FSE2025
Towards Understanding Fine-Grained Programming Mistakes and Fixing Patterns in Data Science
Wei-Hao Chen, Jia Lin Cheoh, Manthan Keim, Sabine Brunswicker, Tianyi Zhang
1 citation
Abstract
Programming is an essential activity in data science (DS). Unlike regular software developers, DS programmers often use Jupyter notebooks instead of conventional IDEs. Moreover, DS programmers focus on statistics, data analytics, and modeling rather than writing production-ready code following best practices in software engineering. Thus, in order to provide effective tool support to improve their productivity, it is important to understand what kinds of errors they make and how they fix them.
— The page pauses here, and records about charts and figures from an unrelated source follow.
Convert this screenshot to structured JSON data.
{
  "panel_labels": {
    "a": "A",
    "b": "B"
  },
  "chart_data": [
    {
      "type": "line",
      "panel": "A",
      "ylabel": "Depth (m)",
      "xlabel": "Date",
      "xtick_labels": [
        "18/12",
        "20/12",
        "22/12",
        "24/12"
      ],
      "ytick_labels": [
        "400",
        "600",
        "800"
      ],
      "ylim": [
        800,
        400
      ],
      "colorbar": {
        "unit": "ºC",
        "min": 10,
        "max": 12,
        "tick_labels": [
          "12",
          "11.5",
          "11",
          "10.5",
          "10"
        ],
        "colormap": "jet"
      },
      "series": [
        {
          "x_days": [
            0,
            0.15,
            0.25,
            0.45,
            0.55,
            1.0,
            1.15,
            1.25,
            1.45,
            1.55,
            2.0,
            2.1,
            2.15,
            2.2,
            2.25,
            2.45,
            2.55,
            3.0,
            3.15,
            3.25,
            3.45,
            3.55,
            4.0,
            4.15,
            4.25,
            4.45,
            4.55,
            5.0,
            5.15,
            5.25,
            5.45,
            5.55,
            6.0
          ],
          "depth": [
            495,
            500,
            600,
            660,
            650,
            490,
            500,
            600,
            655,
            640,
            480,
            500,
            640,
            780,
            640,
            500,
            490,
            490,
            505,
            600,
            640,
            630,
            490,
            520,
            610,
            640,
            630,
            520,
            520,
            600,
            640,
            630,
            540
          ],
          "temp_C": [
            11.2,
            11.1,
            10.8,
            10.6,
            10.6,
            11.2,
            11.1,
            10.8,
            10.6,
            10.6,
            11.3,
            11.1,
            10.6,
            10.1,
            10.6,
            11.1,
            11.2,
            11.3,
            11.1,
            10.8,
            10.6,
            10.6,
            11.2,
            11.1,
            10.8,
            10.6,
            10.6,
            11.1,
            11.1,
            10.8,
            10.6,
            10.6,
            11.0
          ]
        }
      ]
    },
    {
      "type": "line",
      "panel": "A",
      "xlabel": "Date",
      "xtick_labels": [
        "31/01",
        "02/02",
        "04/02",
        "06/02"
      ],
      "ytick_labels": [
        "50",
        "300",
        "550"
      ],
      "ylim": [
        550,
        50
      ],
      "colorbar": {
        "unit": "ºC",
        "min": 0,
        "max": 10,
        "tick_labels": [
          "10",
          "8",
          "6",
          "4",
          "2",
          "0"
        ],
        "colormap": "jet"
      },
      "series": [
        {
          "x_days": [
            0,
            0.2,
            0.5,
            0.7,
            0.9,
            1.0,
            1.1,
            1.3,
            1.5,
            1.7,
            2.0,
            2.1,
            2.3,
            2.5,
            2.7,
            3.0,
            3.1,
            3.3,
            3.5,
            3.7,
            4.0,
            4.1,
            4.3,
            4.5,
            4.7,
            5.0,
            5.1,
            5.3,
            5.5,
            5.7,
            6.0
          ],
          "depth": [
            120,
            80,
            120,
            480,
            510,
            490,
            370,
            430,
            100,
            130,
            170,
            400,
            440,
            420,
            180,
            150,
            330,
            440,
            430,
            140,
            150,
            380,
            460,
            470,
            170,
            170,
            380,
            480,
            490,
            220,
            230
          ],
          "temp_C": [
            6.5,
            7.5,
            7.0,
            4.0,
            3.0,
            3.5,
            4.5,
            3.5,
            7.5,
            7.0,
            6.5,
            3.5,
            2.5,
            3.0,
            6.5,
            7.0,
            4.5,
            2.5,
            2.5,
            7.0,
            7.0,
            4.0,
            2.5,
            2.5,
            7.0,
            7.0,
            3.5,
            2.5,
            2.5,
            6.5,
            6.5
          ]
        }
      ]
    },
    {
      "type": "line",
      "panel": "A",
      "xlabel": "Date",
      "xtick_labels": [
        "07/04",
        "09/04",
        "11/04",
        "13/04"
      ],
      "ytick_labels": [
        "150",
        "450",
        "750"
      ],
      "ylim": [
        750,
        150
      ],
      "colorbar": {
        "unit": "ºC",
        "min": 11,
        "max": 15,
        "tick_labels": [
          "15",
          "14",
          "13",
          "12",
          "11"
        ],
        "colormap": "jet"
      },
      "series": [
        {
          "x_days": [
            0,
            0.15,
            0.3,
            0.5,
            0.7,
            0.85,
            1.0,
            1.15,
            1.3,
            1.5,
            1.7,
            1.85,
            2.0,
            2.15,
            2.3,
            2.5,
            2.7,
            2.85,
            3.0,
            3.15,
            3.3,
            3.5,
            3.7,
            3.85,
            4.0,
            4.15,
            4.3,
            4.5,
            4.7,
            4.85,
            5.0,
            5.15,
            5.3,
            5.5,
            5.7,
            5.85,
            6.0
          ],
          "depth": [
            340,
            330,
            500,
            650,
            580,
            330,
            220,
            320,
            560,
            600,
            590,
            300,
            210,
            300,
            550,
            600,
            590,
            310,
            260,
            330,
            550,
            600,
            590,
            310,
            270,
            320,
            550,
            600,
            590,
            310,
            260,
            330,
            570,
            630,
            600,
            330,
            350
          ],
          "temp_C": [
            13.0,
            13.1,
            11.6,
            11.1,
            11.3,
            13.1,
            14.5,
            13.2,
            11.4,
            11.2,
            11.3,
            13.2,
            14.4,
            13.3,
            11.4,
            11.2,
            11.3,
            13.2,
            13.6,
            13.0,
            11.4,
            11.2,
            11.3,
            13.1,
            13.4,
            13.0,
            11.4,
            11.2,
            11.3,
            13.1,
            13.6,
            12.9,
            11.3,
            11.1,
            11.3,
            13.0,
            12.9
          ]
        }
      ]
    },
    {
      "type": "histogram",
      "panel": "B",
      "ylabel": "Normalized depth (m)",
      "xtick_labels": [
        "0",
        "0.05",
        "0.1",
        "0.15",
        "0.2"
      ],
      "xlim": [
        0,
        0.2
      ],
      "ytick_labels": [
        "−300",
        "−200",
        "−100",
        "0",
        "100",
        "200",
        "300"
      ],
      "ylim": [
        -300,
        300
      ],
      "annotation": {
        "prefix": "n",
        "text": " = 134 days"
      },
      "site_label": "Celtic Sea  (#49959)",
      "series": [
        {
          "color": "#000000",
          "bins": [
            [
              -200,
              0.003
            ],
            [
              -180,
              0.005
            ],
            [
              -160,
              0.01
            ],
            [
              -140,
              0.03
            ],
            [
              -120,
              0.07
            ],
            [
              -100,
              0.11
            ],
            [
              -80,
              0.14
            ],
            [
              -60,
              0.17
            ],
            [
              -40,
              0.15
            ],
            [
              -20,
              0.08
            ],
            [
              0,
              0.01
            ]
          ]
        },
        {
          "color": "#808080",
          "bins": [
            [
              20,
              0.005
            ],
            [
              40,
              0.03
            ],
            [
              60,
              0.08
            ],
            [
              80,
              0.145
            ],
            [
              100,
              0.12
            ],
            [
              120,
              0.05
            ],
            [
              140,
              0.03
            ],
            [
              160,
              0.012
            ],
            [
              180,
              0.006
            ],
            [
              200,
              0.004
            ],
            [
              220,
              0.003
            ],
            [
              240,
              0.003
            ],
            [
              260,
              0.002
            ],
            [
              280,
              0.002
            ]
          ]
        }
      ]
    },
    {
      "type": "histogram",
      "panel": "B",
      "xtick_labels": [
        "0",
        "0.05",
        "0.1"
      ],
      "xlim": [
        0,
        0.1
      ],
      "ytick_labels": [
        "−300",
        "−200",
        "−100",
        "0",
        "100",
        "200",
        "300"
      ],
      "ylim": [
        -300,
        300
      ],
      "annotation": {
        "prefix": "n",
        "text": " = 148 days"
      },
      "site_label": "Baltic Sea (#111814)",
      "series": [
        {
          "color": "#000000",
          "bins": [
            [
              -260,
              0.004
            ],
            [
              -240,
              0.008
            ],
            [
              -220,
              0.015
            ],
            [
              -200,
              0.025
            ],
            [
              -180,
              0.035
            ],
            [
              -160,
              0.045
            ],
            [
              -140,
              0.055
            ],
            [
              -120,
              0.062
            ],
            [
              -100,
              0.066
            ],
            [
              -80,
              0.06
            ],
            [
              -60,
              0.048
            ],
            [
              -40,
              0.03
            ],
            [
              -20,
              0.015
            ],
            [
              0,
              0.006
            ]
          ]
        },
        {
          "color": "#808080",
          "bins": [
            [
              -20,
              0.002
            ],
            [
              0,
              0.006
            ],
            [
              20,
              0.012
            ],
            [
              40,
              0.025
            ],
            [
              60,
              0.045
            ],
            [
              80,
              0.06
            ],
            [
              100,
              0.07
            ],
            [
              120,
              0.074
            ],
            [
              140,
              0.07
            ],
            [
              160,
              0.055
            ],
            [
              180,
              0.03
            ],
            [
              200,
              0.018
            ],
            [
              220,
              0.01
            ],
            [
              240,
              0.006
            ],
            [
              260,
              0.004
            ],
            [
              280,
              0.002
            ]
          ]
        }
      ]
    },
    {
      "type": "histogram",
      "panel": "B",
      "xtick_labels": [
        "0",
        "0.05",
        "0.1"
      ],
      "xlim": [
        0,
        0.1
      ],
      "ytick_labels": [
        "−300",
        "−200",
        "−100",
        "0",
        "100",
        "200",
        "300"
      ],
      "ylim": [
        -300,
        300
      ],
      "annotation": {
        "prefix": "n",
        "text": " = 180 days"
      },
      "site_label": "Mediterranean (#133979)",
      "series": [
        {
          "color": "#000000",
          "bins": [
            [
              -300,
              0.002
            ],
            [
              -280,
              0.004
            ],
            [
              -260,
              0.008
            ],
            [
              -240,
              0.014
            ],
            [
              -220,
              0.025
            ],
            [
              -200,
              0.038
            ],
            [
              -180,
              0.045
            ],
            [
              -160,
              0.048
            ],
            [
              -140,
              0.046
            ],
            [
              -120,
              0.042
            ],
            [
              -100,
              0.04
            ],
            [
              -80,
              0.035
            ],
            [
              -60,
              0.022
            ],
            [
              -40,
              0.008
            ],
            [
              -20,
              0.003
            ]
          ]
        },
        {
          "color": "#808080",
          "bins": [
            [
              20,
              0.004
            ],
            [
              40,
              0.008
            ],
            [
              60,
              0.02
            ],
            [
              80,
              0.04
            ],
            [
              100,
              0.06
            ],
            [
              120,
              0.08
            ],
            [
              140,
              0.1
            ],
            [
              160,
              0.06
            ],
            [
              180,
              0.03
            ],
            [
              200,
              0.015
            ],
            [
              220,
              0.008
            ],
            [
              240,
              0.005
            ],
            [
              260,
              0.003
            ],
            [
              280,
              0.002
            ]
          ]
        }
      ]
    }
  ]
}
Previous studies have analyzed DS code from public code-sharing platforms such as GitHub and Kaggle. However, they only accounted for code changes committed to the version history, omitting many programming mistakes that are resolved before code commits. To bridge the gap, we present an in-depth analysis of the fine-grained logs of a DS competition, which includes 390 Jupyter Notebooks written by participants over six weeks. In addition, we conducted semi-structured interviews with 10 DS programmers from different domains to understand the reasons behind their programming mistakes. We identified several unique programming mistakes and fix patterns that had not been reported before, highlighting opportunities for designing new tool support for DS programming.